If you aren’t in my inner circle, you may be surprised to learn that I am an introvert. I don’t really socialize outside of a close group of friends and historically, I don’t network or normally do a lot of podcast interviews about my job. But now suddenly, I’ve been thrust into the spotlight.
With the unexpected success that the book has seen in such a short time, including a Wall Street Journal Best Seller recognition, I am both grateful and humbled. I’ve since been invited on multiple media interviews and podcasts that are strongly encouraged, by my new publicist, to accept. The second podcast in my life was on aired in 149 countries and I felt entirely exposed. As gracious as my host was, I did not want this to air.
You are probably asking – how could someone who fought to succeed as one of the first female traders in the financial industry, someone who coaches Fortune 500 company leaders regularly and someone who gives presentations on stage to audiences of hundreds of people – be intimidated by being on a podcast? It’s because I have no control over how people will receive my life’s work and book. This is putting myself out there in an entirely new way.
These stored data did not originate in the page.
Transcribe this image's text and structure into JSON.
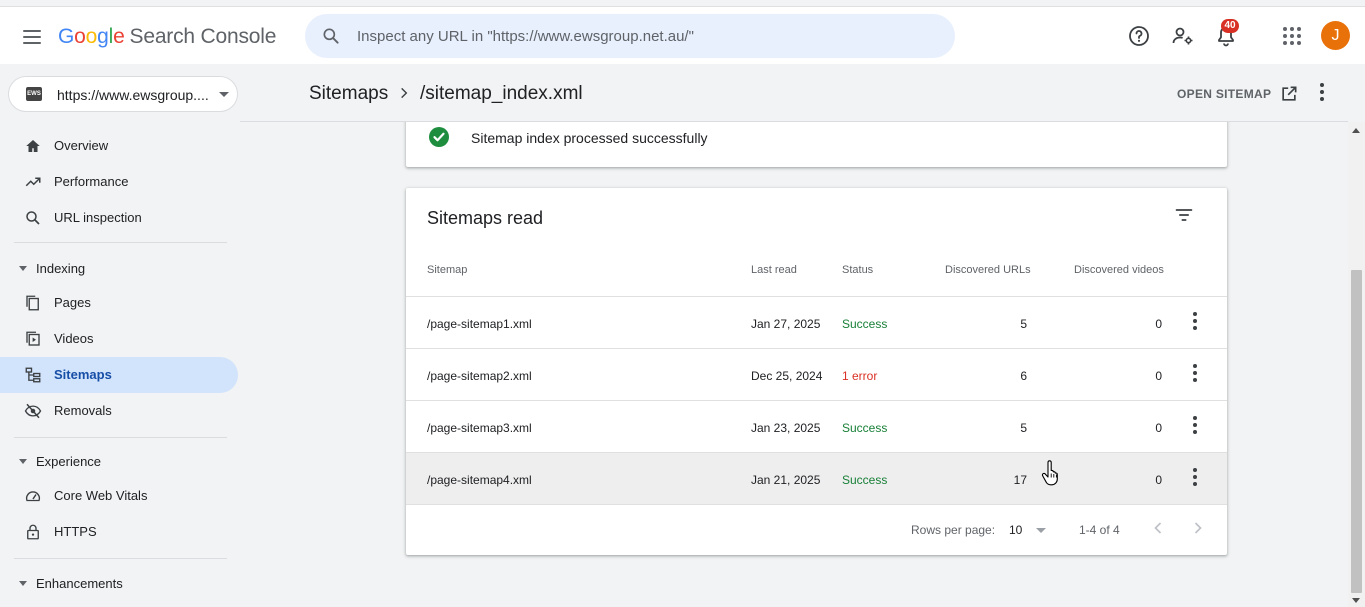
{
  "header": {
    "logo_google": [
      "G",
      "o",
      "o",
      "g",
      "l",
      "e"
    ],
    "logo_product": "Search Console",
    "search_placeholder": "Inspect any URL in \"https://www.ewsgroup.net.au/\"",
    "notification_count": "40",
    "avatar_letter": "J",
    "icons": [
      "menu-icon",
      "search-icon",
      "help-icon",
      "manage-users-icon",
      "notifications-icon",
      "apps-grid-icon"
    ]
  },
  "property": {
    "favicon_text": "EWS",
    "url": "https://www.ewsgroup...."
  },
  "sidebar": {
    "items": [
      {
        "label": "Overview",
        "icon": "home-icon"
      },
      {
        "label": "Performance",
        "icon": "trending-up-icon"
      },
      {
        "label": "URL inspection",
        "icon": "search-icon"
      }
    ],
    "indexing": {
      "label": "Indexing",
      "items": [
        {
          "label": "Pages",
          "icon": "pages-icon"
        },
        {
          "label": "Videos",
          "icon": "video-icon"
        },
        {
          "label": "Sitemaps",
          "icon": "sitemap-icon"
        },
        {
          "label": "Removals",
          "icon": "visibility-off-icon"
        }
      ]
    },
    "experience": {
      "label": "Experience",
      "items": [
        {
          "label": "Core Web Vitals",
          "icon": "speed-gauge-icon"
        },
        {
          "label": "HTTPS",
          "icon": "lock-icon"
        }
      ]
    },
    "enhancements": {
      "label": "Enhancements"
    }
  },
  "page": {
    "breadcrumb_root": "Sitemaps",
    "breadcrumb_current": "/sitemap_index.xml",
    "open_sitemap_label": "OPEN SITEMAP"
  },
  "status_card": {
    "message": "Sitemap index processed successfully"
  },
  "table": {
    "title": "Sitemaps read",
    "columns": [
      "Sitemap",
      "Last read",
      "Status",
      "Discovered URLs",
      "Discovered videos"
    ],
    "rows": [
      {
        "sitemap": "/page-sitemap1.xml",
        "last_read": "Jan 27, 2025",
        "status": "Success",
        "urls": "5",
        "videos": "0"
      },
      {
        "sitemap": "/page-sitemap2.xml",
        "last_read": "Dec 25, 2024",
        "status": "1 error",
        "urls": "6",
        "videos": "0"
      },
      {
        "sitemap": "/page-sitemap3.xml",
        "last_read": "Jan 23, 2025",
        "status": "Success",
        "urls": "5",
        "videos": "0"
      },
      {
        "sitemap": "/page-sitemap4.xml",
        "last_read": "Jan 21, 2025",
        "status": "Success",
        "urls": "17",
        "videos": "0"
      }
    ],
    "rows_per_page_label": "Rows per page:",
    "rows_per_page_value": "10",
    "range_label": "1-4 of 4"
  },
  "colors": {
    "accent": "#1a73e8",
    "success": "#188038",
    "error": "#d93025",
    "active_nav": "#d2e3fc",
    "avatar": "#e8710a"
  }
}
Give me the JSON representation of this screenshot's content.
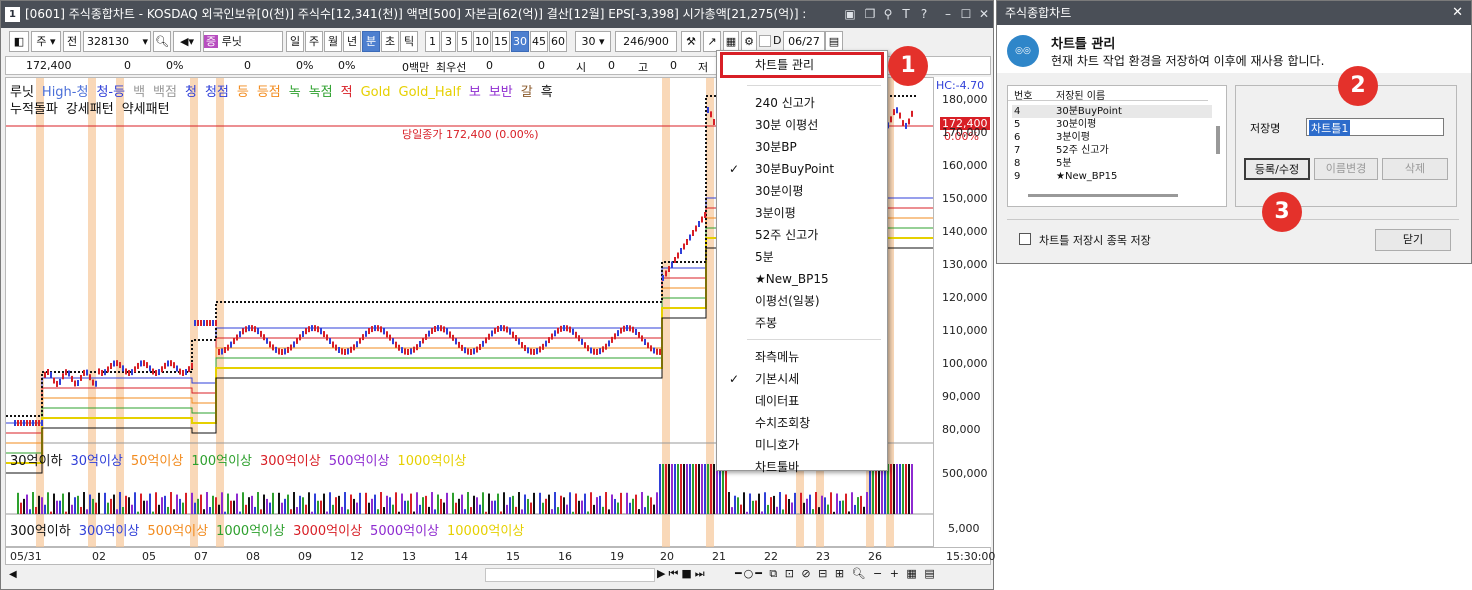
{
  "main": {
    "window_number": "1",
    "title": "[0601] 주식종합차트 - KOSDAQ 외국인보유[0(천)] 주식수[12,341(천)] 액면[500] 자본금[62(억)] 결산[12월] EPS[-3,398] 시가총액[21,275(억)] :",
    "toolbar": {
      "main_label": "주",
      "prev_label": "전",
      "code": "328130",
      "badge": "증",
      "name": "루닛",
      "periods": [
        "일",
        "주",
        "월",
        "년",
        "분",
        "초",
        "틱"
      ],
      "minutes": [
        "1",
        "3",
        "5",
        "10",
        "15",
        "30",
        "45",
        "60"
      ],
      "interval": "30",
      "count": "246",
      "total": "/900",
      "date_prefix": "D",
      "date": "06/27"
    },
    "info": [
      "172,400",
      "0",
      "0%",
      "0",
      "0%",
      "0%",
      "0백만",
      "최우선",
      "0",
      "0",
      "시",
      "0",
      "고",
      "0",
      "저"
    ],
    "legend_top": [
      "루닛",
      "High-청",
      "청-등",
      "백",
      "백점",
      "청",
      "청점",
      "등",
      "등점",
      "녹",
      "녹점",
      "적",
      "Gold",
      "Gold_Half",
      "보",
      "보반",
      "갈",
      "흑"
    ],
    "legend_top_colors": [
      "#111",
      "#4b6fd8",
      "#2f3fd8",
      "#999",
      "#999",
      "#2f3fd8",
      "#2f3fd8",
      "#f28b1e",
      "#f28b1e",
      "#2da02d",
      "#2da02d",
      "#d81f26",
      "#e6d000",
      "#e6d000",
      "#8e2bd0",
      "#8e2bd0",
      "#8b5a2b",
      "#111"
    ],
    "legend_second": [
      "누적돌파",
      "강세패턴",
      "약세패턴"
    ],
    "current_price_note": "당일종가 172,400 (0.00%)",
    "y_axis": [
      "180,000",
      "170,000",
      "160,000",
      "150,000",
      "140,000",
      "130,000",
      "120,000",
      "110,000",
      "100,000",
      "90,000",
      "80,000"
    ],
    "hc_label": "HC:-4.70",
    "last_price": "172,400",
    "last_pct": "0.00%",
    "vol_legend": [
      "30억이하",
      "30억이상",
      "50억이상",
      "100억이상",
      "300억이상",
      "500억이상",
      "1000억이상"
    ],
    "vol_legend_colors": [
      "#111",
      "#2f3fd8",
      "#f28b1e",
      "#2da02d",
      "#d81f26",
      "#8e2bd0",
      "#e6d000"
    ],
    "vol_axis": "500,000",
    "vol2_legend": [
      "300억이하",
      "300억이상",
      "500억이상",
      "1000억이상",
      "3000억이상",
      "5000억이상",
      "10000억이상"
    ],
    "vol2_axis": "5,000",
    "x_labels": [
      "05/31",
      "02",
      "05",
      "07",
      "08",
      "09",
      "12",
      "13",
      "14",
      "15",
      "16",
      "19",
      "20",
      "21",
      "22",
      "23",
      "26"
    ],
    "time_label": "15:30:00"
  },
  "menu": {
    "items": [
      {
        "label": "차트틀 관리",
        "checked": false
      },
      {
        "label": "240 신고가",
        "checked": false
      },
      {
        "label": "30분 이평선",
        "checked": false
      },
      {
        "label": "30분BP",
        "checked": false
      },
      {
        "label": "30분BuyPoint",
        "checked": true
      },
      {
        "label": "30분이평",
        "checked": false
      },
      {
        "label": "3분이평",
        "checked": false
      },
      {
        "label": "52주 신고가",
        "checked": false
      },
      {
        "label": "5분",
        "checked": false
      },
      {
        "label": "★New_BP15",
        "checked": false
      },
      {
        "label": "이평선(일봉)",
        "checked": false
      },
      {
        "label": "주봉",
        "checked": false
      },
      {
        "label": "좌측메뉴",
        "checked": false
      },
      {
        "label": "기본시세",
        "checked": true
      },
      {
        "label": "데이터표",
        "checked": false
      },
      {
        "label": "수치조회창",
        "checked": false
      },
      {
        "label": "미니호가",
        "checked": false
      },
      {
        "label": "차트툴바",
        "checked": false
      }
    ],
    "check_mark": "✓"
  },
  "dialog": {
    "title": "주식종합차트",
    "heading": "차트틀 관리",
    "description": "현재 차트 작업 환경을 저장하여 이후에 재사용 합니다.",
    "col_no": "번호",
    "col_name": "저장된 이름",
    "rows": [
      {
        "no": "4",
        "name": "30분BuyPoint"
      },
      {
        "no": "5",
        "name": "30분이평"
      },
      {
        "no": "6",
        "name": "3분이평"
      },
      {
        "no": "7",
        "name": "52주 신고가"
      },
      {
        "no": "8",
        "name": "5분"
      },
      {
        "no": "9",
        "name": "★New_BP15"
      }
    ],
    "save_label": "저장명",
    "save_value": "차트틀1",
    "btn_register": "등록/수정",
    "btn_rename": "이름변경",
    "btn_delete": "삭제",
    "checkbox_label": "차트틀 저장시 종목 저장",
    "btn_close": "닫기"
  },
  "badges": [
    "1",
    "2",
    "3"
  ]
}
When I work with executive coaching clients, we have a deep, rich, trusting relationship. Even when you spend just a day with me in a virtual leadership workshop, you get to know me. I share stories from my own career as well as my personal life, and I have no problems showing vulnerability in that environment. When I talk to clients, it’s almost always about them and not about me. I’ve spent my coaching life focusing on others, and I am far less comfortable when the focus is shifted to me.
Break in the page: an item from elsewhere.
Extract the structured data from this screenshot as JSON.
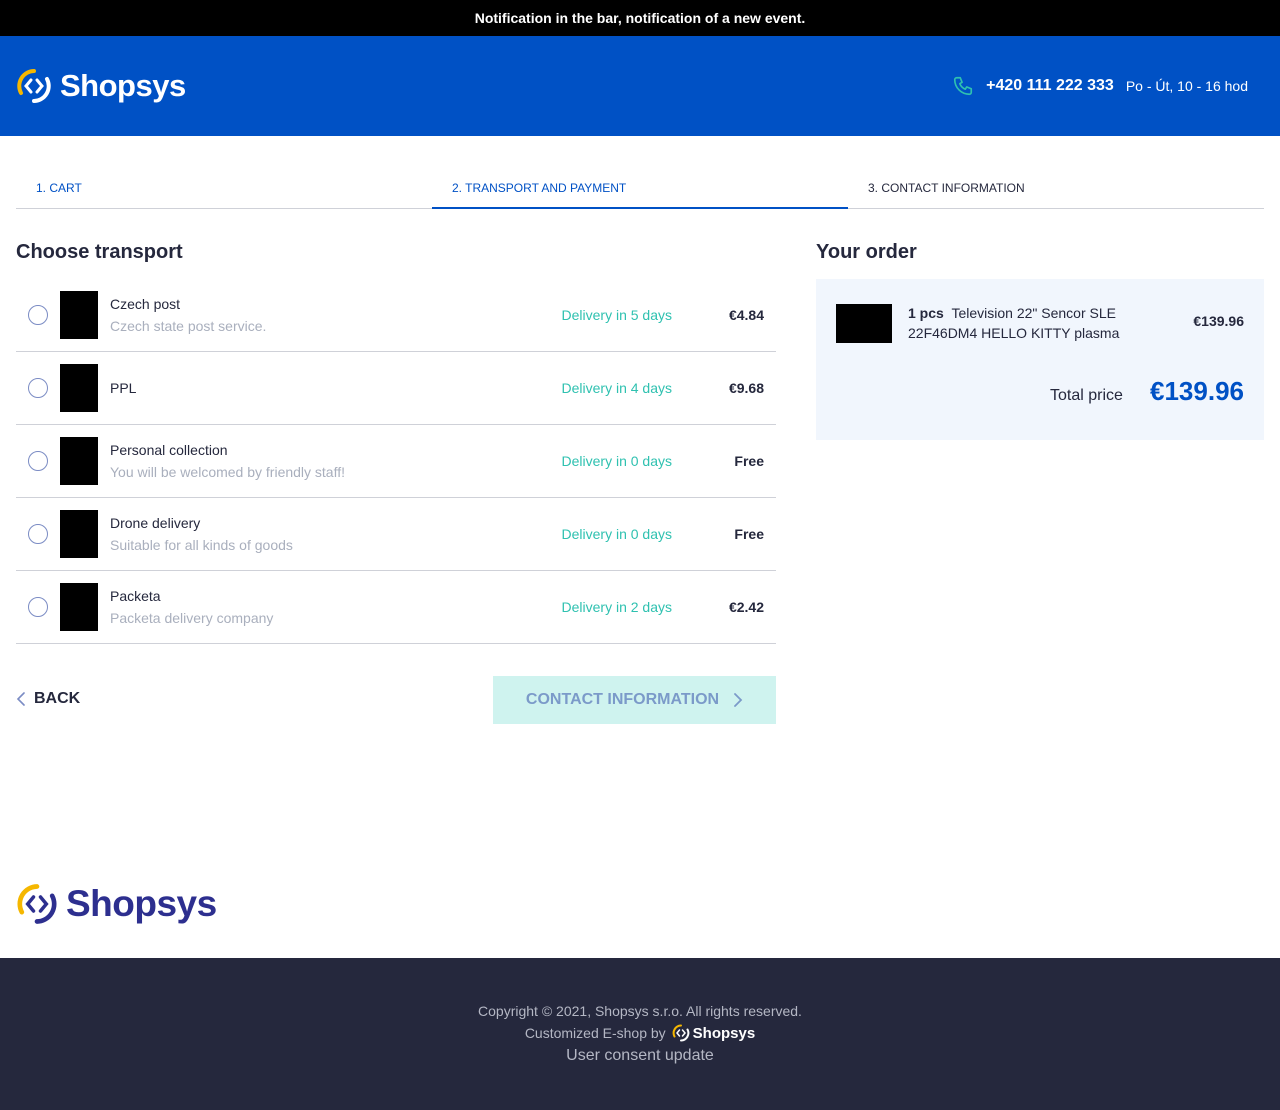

But with this book, I’ve been thrust into a spotlight and anything you say can be taken out of context. You can’t anticipate how your words will be interpreted by others and what questions or criticisms could be thrown at you. It’s a feeling of being out of control, which I am certainly not used to.
I feel like Henri must have felt when he ventured out as a confident cat and shortly after, he didn’t feel safe. It’s the same cat, in the same environment, having a different experience. That’s my life right now, and these new opportunities are an uncomfortable place I’m learning to lean into.
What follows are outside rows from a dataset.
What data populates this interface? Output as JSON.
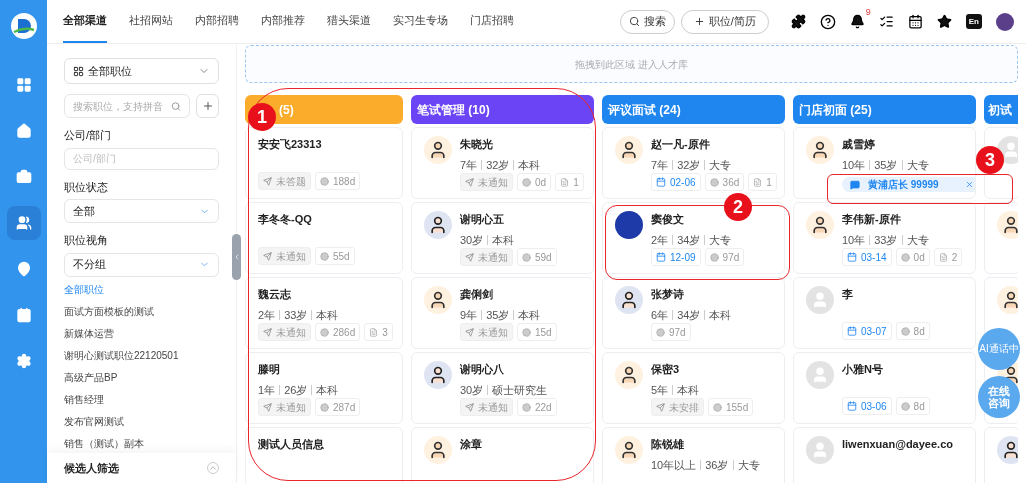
{
  "rail": {
    "items": [
      {
        "kind": "grid",
        "selected": false
      },
      {
        "kind": "home",
        "selected": false
      },
      {
        "kind": "briefcase",
        "selected": false
      },
      {
        "kind": "users",
        "selected": true
      },
      {
        "kind": "pin",
        "selected": false
      },
      {
        "kind": "contact",
        "selected": false
      },
      {
        "kind": "settings",
        "selected": false
      }
    ]
  },
  "tabs": [
    {
      "label": "全部渠道",
      "selected": true
    },
    {
      "label": "社招网站",
      "selected": false
    },
    {
      "label": "内部招聘",
      "selected": false
    },
    {
      "label": "内部推荐",
      "selected": false
    },
    {
      "label": "猎头渠道",
      "selected": false
    },
    {
      "label": "实习生专场",
      "selected": false
    },
    {
      "label": "门店招聘",
      "selected": false
    }
  ],
  "toolbar": {
    "search": "搜索",
    "add": "职位/简历",
    "bell_count": "9",
    "lang": "En"
  },
  "sidebar": {
    "position_select": "全部职位",
    "search_placeholder": "搜索职位，支持拼音",
    "company_label": "公司/部门",
    "company_placeholder": "公司/部门",
    "status_label": "职位状态",
    "status_value": "全部",
    "view_label": "职位视角",
    "view_value": "不分组",
    "jobs": [
      {
        "label": "全部职位",
        "selected": true
      },
      {
        "label": "面试方面模板的测试",
        "selected": false
      },
      {
        "label": "新媒体运营",
        "selected": false
      },
      {
        "label": "谢明心测试职位22120501",
        "selected": false
      },
      {
        "label": "高级产品BP",
        "selected": false
      },
      {
        "label": "销售经理",
        "selected": false
      },
      {
        "label": "发布官网测试",
        "selected": false
      },
      {
        "label": "销售（测试）副本",
        "selected": false
      }
    ],
    "footer": "候选人筛选"
  },
  "dropzone": "拖拽到此区域 进入人才库",
  "columns": [
    {
      "title": "(5)",
      "color": "#fbac2a",
      "cards": [
        {
          "name": "安安飞23313",
          "tags": [
            {
              "kind": "notice",
              "text": "未答题"
            },
            {
              "kind": "days",
              "text": "188d"
            }
          ]
        },
        {
          "name": "李冬冬-QQ",
          "tags": [
            {
              "kind": "notice",
              "text": "未通知"
            },
            {
              "kind": "days",
              "text": "55d"
            }
          ]
        },
        {
          "name": "魏云志",
          "info": [
            "2年",
            "33岁",
            "本科"
          ],
          "tags": [
            {
              "kind": "notice",
              "text": "未通知"
            },
            {
              "kind": "days",
              "text": "286d"
            },
            {
              "kind": "count",
              "text": "3"
            }
          ]
        },
        {
          "name": "滕明",
          "info": [
            "1年",
            "26岁",
            "本科"
          ],
          "tags": [
            {
              "kind": "notice",
              "text": "未通知"
            },
            {
              "kind": "days",
              "text": "287d"
            }
          ]
        },
        {
          "name": "测试人员信息"
        }
      ]
    },
    {
      "title": "笔试管理 (10)",
      "color": "#6b45f5",
      "cards": [
        {
          "name": "朱晓光",
          "kind": "male",
          "info": [
            "7年",
            "32岁",
            "本科"
          ],
          "tags": [
            {
              "kind": "notice",
              "text": "未通知"
            },
            {
              "kind": "days",
              "text": "0d"
            },
            {
              "kind": "count",
              "text": "1"
            }
          ]
        },
        {
          "name": "谢明心五",
          "kind": "female",
          "info": [
            "30岁",
            "本科"
          ],
          "tags": [
            {
              "kind": "notice",
              "text": "未通知"
            },
            {
              "kind": "days",
              "text": "59d"
            }
          ]
        },
        {
          "name": "龚俐剑",
          "kind": "male",
          "info": [
            "9年",
            "35岁",
            "本科"
          ],
          "tags": [
            {
              "kind": "notice",
              "text": "未通知"
            },
            {
              "kind": "days",
              "text": "15d"
            }
          ]
        },
        {
          "name": "谢明心八",
          "kind": "female",
          "info": [
            "30岁",
            "硕士研究生"
          ],
          "tags": [
            {
              "kind": "notice",
              "text": "未通知"
            },
            {
              "kind": "days",
              "text": "22d"
            }
          ]
        },
        {
          "name": "涂章",
          "kind": "male"
        }
      ]
    },
    {
      "title": "评议面试 (24)",
      "color": "#1f86f0",
      "cards": [
        {
          "name": "赵一凡-原件",
          "kind": "male",
          "info": [
            "7年",
            "32岁",
            "大专"
          ],
          "tags": [
            {
              "kind": "date",
              "text": "02-06"
            },
            {
              "kind": "days",
              "text": "36d"
            },
            {
              "kind": "count",
              "text": "1"
            }
          ]
        },
        {
          "name": "窦俊文",
          "kind": "photo",
          "info": [
            "2年",
            "34岁",
            "大专"
          ],
          "tags": [
            {
              "kind": "date",
              "text": "12-09"
            },
            {
              "kind": "days",
              "text": "97d"
            }
          ]
        },
        {
          "name": "张梦诗",
          "kind": "female",
          "info": [
            "6年",
            "34岁",
            "本科"
          ],
          "tags": [
            {
              "kind": "days",
              "text": "97d"
            }
          ]
        },
        {
          "name": "保密3",
          "kind": "male",
          "info": [
            "5年",
            "本科"
          ],
          "tags": [
            {
              "kind": "notice",
              "text": "未安排"
            },
            {
              "kind": "days",
              "text": "155d"
            }
          ]
        },
        {
          "name": "陈锐雄",
          "kind": "male",
          "info": [
            "10年以上",
            "36岁",
            "大专"
          ]
        }
      ]
    },
    {
      "title": "门店初面 (25)",
      "color": "#1f86f0",
      "cards": [
        {
          "name": "戚雪婷",
          "kind": "male",
          "info": [
            "10年",
            "35岁",
            "大专"
          ],
          "chip": "黄浦店长 99999"
        },
        {
          "name": "李伟新-原件",
          "kind": "male",
          "info": [
            "10年",
            "33岁",
            "大专"
          ],
          "tags": [
            {
              "kind": "date",
              "text": "03-14"
            },
            {
              "kind": "days",
              "text": "0d"
            },
            {
              "kind": "count",
              "text": "2"
            }
          ]
        },
        {
          "name": "李",
          "kind": "blank",
          "tags": [
            {
              "kind": "date",
              "text": "03-07"
            },
            {
              "kind": "days",
              "text": "8d"
            }
          ]
        },
        {
          "name": "小雅N号",
          "kind": "blank",
          "tags": [
            {
              "kind": "date",
              "text": "03-06"
            },
            {
              "kind": "days",
              "text": "8d"
            }
          ]
        },
        {
          "name": "liwenxuan@dayee.co",
          "kind": "blank"
        }
      ]
    },
    {
      "title": "初试",
      "color": "#1f86f0",
      "cards": [
        {
          "kind": "blank"
        },
        {
          "kind": "male"
        },
        {
          "kind": "male"
        },
        {
          "kind": "male"
        },
        {
          "kind": "female"
        }
      ]
    }
  ],
  "floating": [
    "AI通话中",
    "在线咨询"
  ],
  "annotations": [
    {
      "label": "1"
    },
    {
      "label": "2"
    },
    {
      "label": "3"
    }
  ]
}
Today’s leaders need to be willing to be vulnerable to create trust in the workplace, but that can be terrifying. No leader wants to show weakness or admit that everything is not perfect.
Leadership IQ’s The State of Leadership Development in 2020 surveyed over 20,000 employees to assess leaders’ effectiveness. Only 20% of employees say that their leader always openly shares the challenges they’re facing. Another 21% of employees say that their leader never or rarely openly shares the challenges they’re facing. But not sharing is hurting leaders. The same study found that the more a leader openly shares the challenges facing the organization, the more employees will be inspired to give their best effort at work.
Someone I admire very much, Brené Brown, has studied social connection and found that vulnerability and authenticity lie at the root of human connection, something that is often missing from workplaces. But there are opportunities every day. Examples she gives of vulnerability include calling an employee or colleague whose child is not well, reaching out to someone who has just had a loss in their family, asking someone for help, taking responsibility for something that went wrong at work, or sitting by the bedside of a colleague or employee with a terminal illness.
Gone are the days of separating personal and professional lives and only portraying a polished image at work. No one is perfect, so why would we try to project that appearance? People who show vulnerability are seen as humans and establish closer connections to their colleagues and employees. One of the best ways to do that is to go outside of your comfort zone. It may make you vulnerable in the short term, but it will make you stronger in the long run.
It’s not lost on me that while Henri was bringing himself away from the world, I’m starting to put myself in it.